Fourth Man Out

Fourth Man Out (2015)
★★★ / ★★★★

LGBTQ movies are usually solely about the person coming out of the closet. A case can be made that “Fourth Man Out,” written by Aaron Dancik and directed by Andrew Nackman, is an exception to the expected because although it is about a man revealing to his best friends that he is gay, the story is equally about the people receiving the news. Despite being a comedy, the picture surprises in that it is able to hit honest, dramatic moments that feels exactly right for the story being told.

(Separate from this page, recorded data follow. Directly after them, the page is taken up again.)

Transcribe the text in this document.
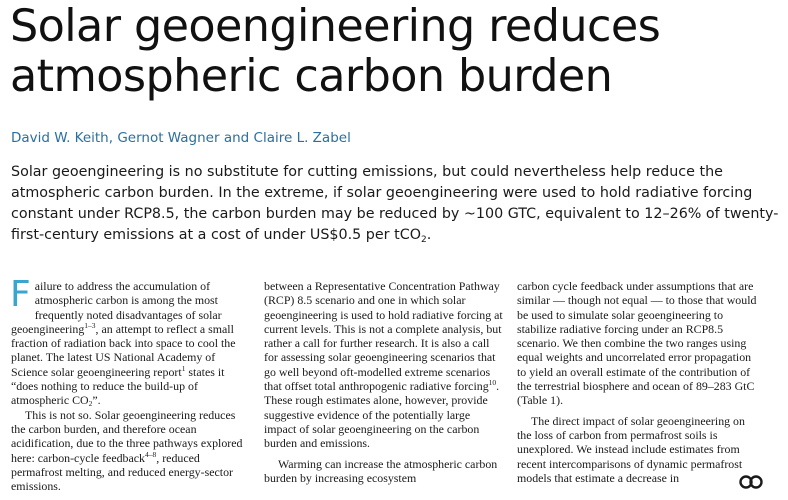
Solar geoengineering reduces atmospheric carbon burden
David W. Keith, Gernot Wagner and Claire L. Zabel

Solar geoengineering is no substitute for cutting emissions, but could nevertheless help reduce the atmospheric carbon burden. In the extreme, if solar geoengineering were used to hold radiative forcing constant under RCP8.5, the carbon burden may be reduced by ~100 GTC, equivalent to 12–26% of twenty-first-century emissions at a cost of under US$0.5 per tCO$_2$.

Failure to address the accumulation of atmospheric carbon is among the most frequently noted disadvantages of solar geoengineering$^{1-3}$, an attempt to reflect a small fraction of radiation back into space to cool the planet. The latest US National Academy of Science solar geoengineering report$^1$ states it “does nothing to reduce the build-up of atmospheric $CO_2$”.

This is not so. Solar geoengineering reduces the carbon burden, and therefore ocean acidification, due to the three pathways explored here: carbon-cycle feedback$^{4-8}$, reduced permafrost melting, and reduced energy-sector emissions.

between a Representative Concentration Pathway (RCP) 8.5 scenario and one in which solar geoengineering is used to hold radiative forcing at current levels. This is not a complete analysis, but rather a call for further research. It is also a call for assessing solar geoengineering scenarios that go well beyond oft-modelled extreme scenarios that offset total anthropogenic radiative forcing$^{10}$. These rough estimates alone, however, provide suggestive evidence of the potentially large impact of solar geoengineering on the carbon burden and emissions.

Warming can increase the atmospheric carbon burden by increasing ecosystem

carbon cycle feedback under assumptions that are similar — though not equal — to those that would be used to simulate solar geoengineering to stabilize radiative forcing under an RCP8.5 scenario. We then combine the two ranges using equal weights and uncorrelated error propagation to yield an overall estimate of the contribution of the terrestrial biosphere and ocean of 89–283 GtC (Table 1).

The direct impact of solar geoengineering on the loss of carbon from permafrost soils is unexplored. We instead include estimates from recent intercomparisons of dynamic permafrost models that estimate a decrease in
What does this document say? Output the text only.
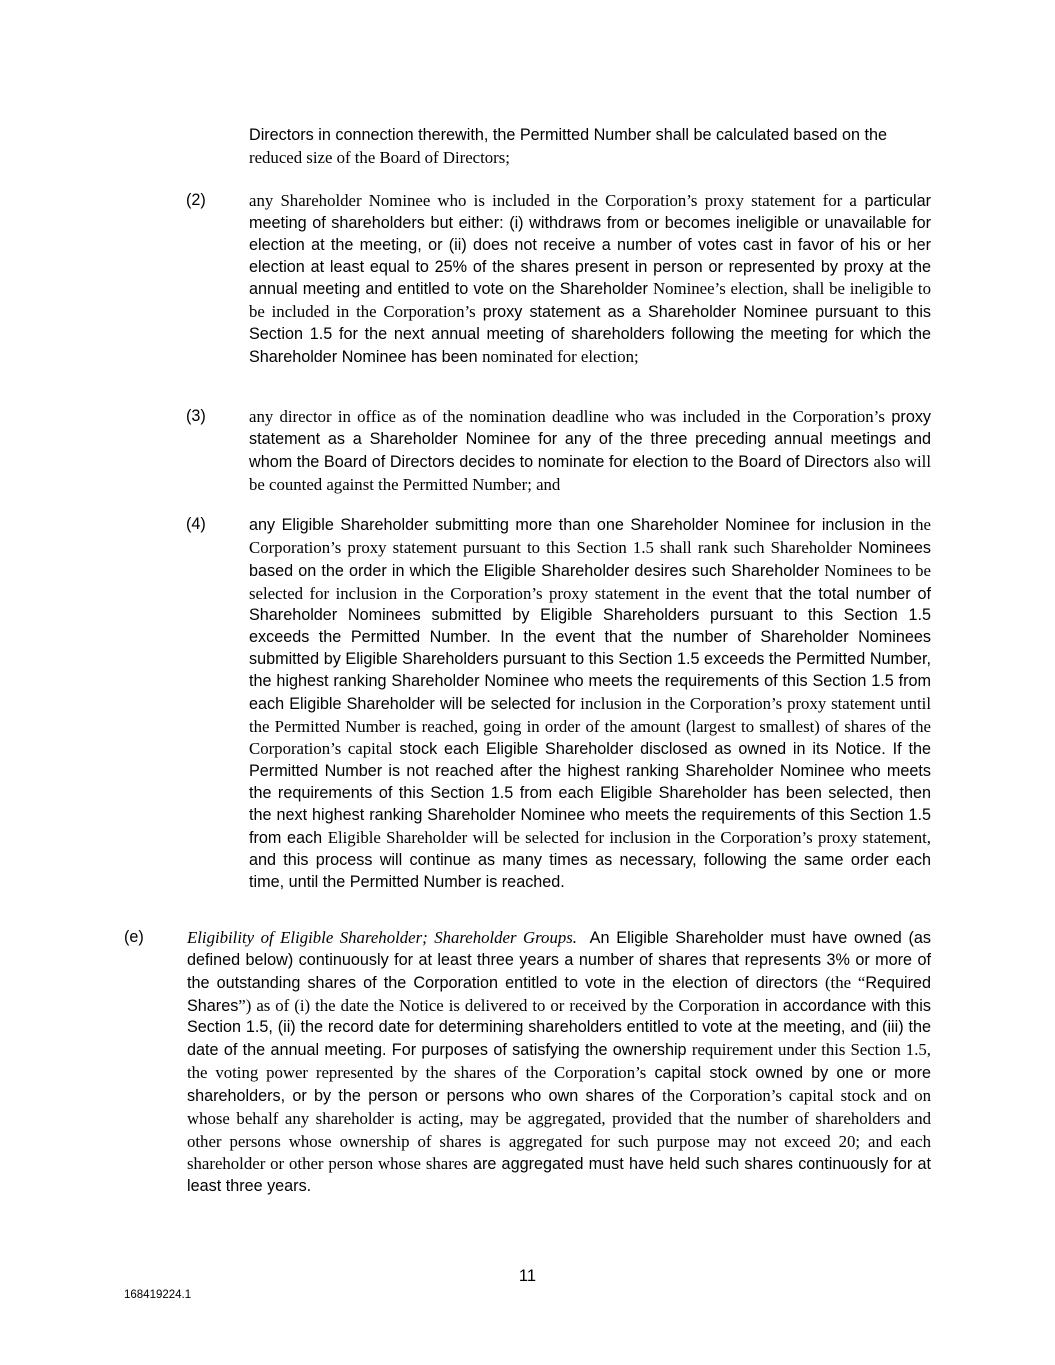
Directors in connection therewith, the Permitted Number shall be calculated based on the
reduced size of the Board of Directors;

(2)	any Shareholder Nominee who is included in the Corporation’s proxy statement for a particular meeting of shareholders but either: (i) withdraws from or becomes ineligible or unavailable for election at the meeting, or (ii) does not receive a number of votes cast in favor of his or her election at least equal to 25% of the shares present in person or represented by proxy at the annual meeting and entitled to vote on the Shareholder Nominee’s election, shall be ineligible to be included in the Corporation’s proxy statement as a Shareholder Nominee pursuant to this Section 1.5 for the next annual meeting of shareholders following the meeting for which the Shareholder Nominee has been nominated for election;

(3)	any director in office as of the nomination deadline who was included in the Corporation’s proxy statement as a Shareholder Nominee for any of the three preceding annual meetings and whom the Board of Directors decides to nominate for election to the Board of Directors also will be counted against the Permitted Number; and

(4)	any Eligible Shareholder submitting more than one Shareholder Nominee for inclusion in the Corporation’s proxy statement pursuant to this Section 1.5 shall rank such Shareholder Nominees based on the order in which the Eligible Shareholder desires such Shareholder Nominees to be selected for inclusion in the Corporation’s proxy statement in the event that the total number of Shareholder Nominees submitted by Eligible Shareholders pursuant to this Section 1.5 exceeds the Permitted Number. In the event that the number of Shareholder Nominees submitted by Eligible Shareholders pursuant to this Section 1.5 exceeds the Permitted Number, the highest ranking Shareholder Nominee who meets the requirements of this Section 1.5 from each Eligible Shareholder will be selected for inclusion in the Corporation’s proxy statement until the Permitted Number is reached, going in order of the amount (largest to smallest) of shares of the Corporation’s capital stock each Eligible Shareholder disclosed as owned in its Notice. If the Permitted Number is not reached after the highest ranking Shareholder Nominee who meets the requirements of this Section 1.5 from each Eligible Shareholder has been selected, then the next highest ranking Shareholder Nominee who meets the requirements of this Section 1.5 from each Eligible Shareholder will be selected for inclusion in the Corporation’s proxy statement, and this process will continue as many times as necessary, following the same order each time, until the Permitted Number is reached.

(e)	Eligibility of Eligible Shareholder; Shareholder Groups. An Eligible Shareholder must have owned (as defined below) continuously for at least three years a number of shares that represents 3% or more of the outstanding shares of the Corporation entitled to vote in the election of directors (the “Required Shares”) as of (i) the date the Notice is delivered to or received by the Corporation in accordance with this Section 1.5, (ii) the record date for determining shareholders entitled to vote at the meeting, and (iii) the date of the annual meeting. For purposes of satisfying the ownership requirement under this Section 1.5, the voting power represented by the shares of the Corporation’s capital stock owned by one or more shareholders, or by the person or persons who own shares of the Corporation’s capital stock and on whose behalf any shareholder is acting, may be aggregated, provided that the number of shareholders and other persons whose ownership of shares is aggregated for such purpose may not exceed 20; and each shareholder or other person whose shares are aggregated must have held such shares continuously for at least three years.

11
168419224.1
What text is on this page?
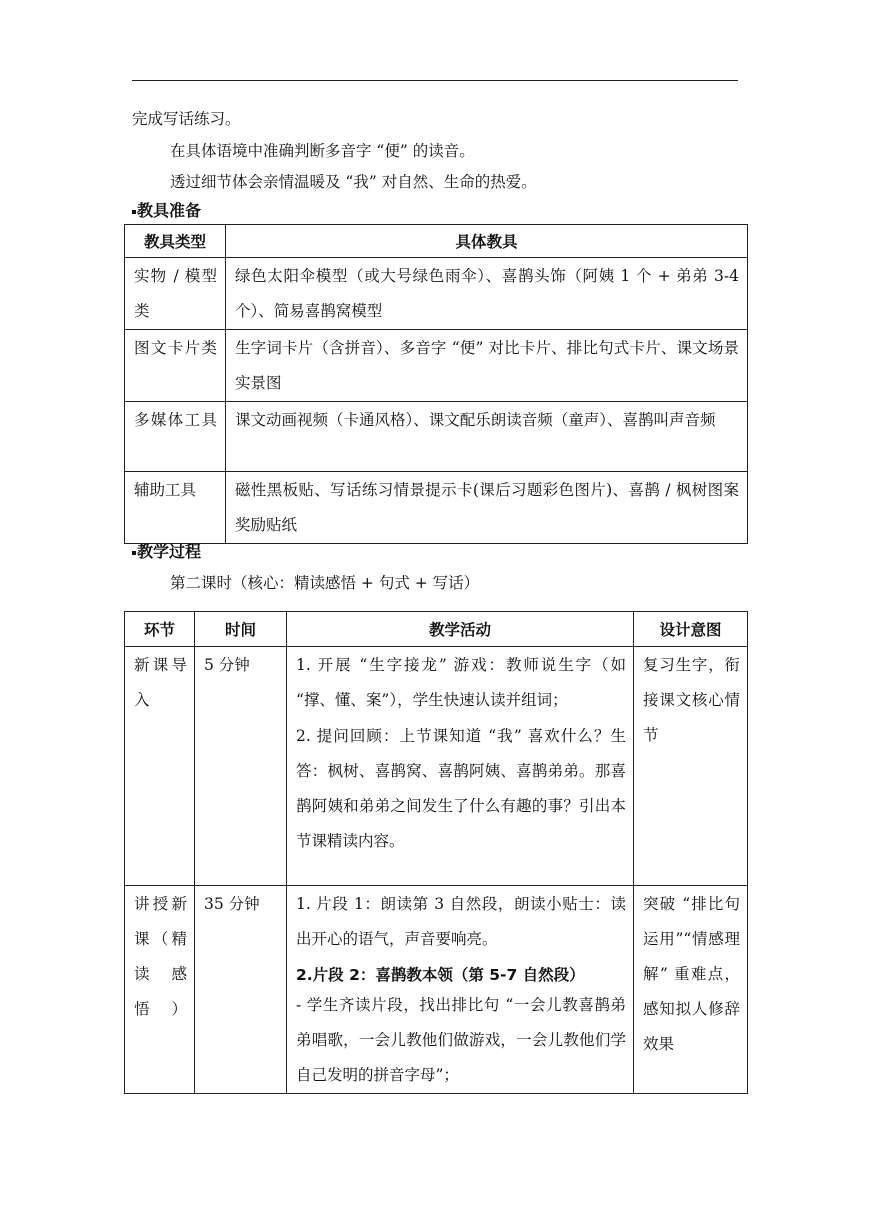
完成写话练习。
在具体语境中准确判断多音字 “便” 的读音。
透过细节体会亲情温暖及 “我” 对自然、生命的热爱。
教具准备
教具类型	具体教具

实物 / 模型类	绿色太阳伞模型（或大号绿色雨伞）、喜鹊头饰（阿姨 1 个 + 弟弟 3-4 个）、简易喜鹊窝模型

图文卡片类	生字词卡片（含拼音）、多音字 “便” 对比卡片、排比句式卡片、课文场景实景图

多媒体工具	课文动画视频（卡通风格）、课文配乐朗读音频（童声）、喜鹊叫声音频

辅助工具	磁性黑板贴、写话练习情景提示卡(课后习题彩色图片)、喜鹊 / 枫树图案奖励贴纸
教学过程
第二课时（核心：精读感悟 + 句式 + 写话）
环节	时间	教学活动	设计意图

新课导入	5 分钟	1. 开展 “生字接龙” 游戏：教师说生字（如 “撑、懂、案”），学生快速认读并组词；
2. 提问回顾：上节课知道 “我” 喜欢什么？生答：枫树、喜鹊窝、喜鹊阿姨、喜鹊弟弟。那喜鹊阿姨和弟弟之间发生了什么有趣的事？引出本节课精读内容。	复习生字，衔接课文核心情节

讲授新课（精读感悟）	35 分钟	1. 片段 1：朗读第 3 自然段，朗读小贴士：读出开心的语气，声音要响亮。
2.片段 2：喜鹊教本领（第 5-7 自然段）
- 学生齐读片段，找出排比句 “一会儿教喜鹊弟弟唱歌，一会儿教他们做游戏，一会儿教他们学自己发明的拼音字母”；	突破 “排比句运用”“情感理解” 重难点，感知拟人修辞效果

There are even moments when chuckles simultaneously occur or are followed immediately by painful truths and implications.

On his 24th birthday, Adam (Evan Todd) plans to tell his three closest friends (Parker Young, Chord Overstreet, Jon Gabrus), who are straight and every much “bro,” that he is gay. He fears that by coming out to them, their friendship would change and he would no longer be part of the group considering they have been accustomed to making gay jokes and saying certain phrases, albeit generally harmless ones, from time to time. Adam is right: The dynamic of the group will change inevitably but not exactly in ways he expected.

The material is willing to show how heterosexual males might react in real life if they found out that one of buddies is gay. There is denial, disbelief, and fear of being wanted “in that way,” but it is almost miraculous that these feelings are pulled off with charm and grace. We understand right away why they might be feeling this way especially because, even though they live in upstate New York, they live in a small town where it might as well be a bubble.

Adam’s friends are very much good-natured, but it is interesting to observe at which point they decide to be onboard, to make more of an effort so that Adam would not feel awkward following his life-changing revelation. Each of them is given a superficial but amusing coping mechanism in the meantime. Particularly funny is Overstreet’s character, Nick, deciding to read up on the fluidity of sexuality and learning about hookup apps like Grindr.

At first, Nick’s attempts are meant to camouflage his uncomfortable feelings around Adam. Later on, he actually shows genuine interest in the topics he reads about. It would be interesting to see Overstreet fare in a modern silent picture because his comic timing with body language and facial expressions is on point here.

The heart of the picture is Adam’s relationship with his best best friend—I enjoyed that it is also honest about the fact that even within one’s best friend circle, one usually has a main go-to person—which is a tricky thing to pull off without relying on the same clichés and outcomes. Instead, it uses an expected strand like Chris deciding to help Adam find the right guy to date while dealing with looking for the right girl to date himself. He is ready for a serious relationship. Credit to the writer for finding a way to find a different spin on a trite subplot. It is suggested that Chris relates to Adam not only because they are friends but, more importantly, he recognizes a loneliness in Adam that he himself wrestles with despite partaking in serial dating and hookups.

There is a maturity about the picture regardless of its characters’ occasional immaturity. This is because the material is not afraid to tackle real feelings expressed among men who share a strong bond. Jokes just happen to be dispersed throughout. Compare this to mainstream films about coming out. The latter is likely to be louder, more colorful, cruder, meaner, and more prone to unfunny caricatures. A lighter touch goes a long way.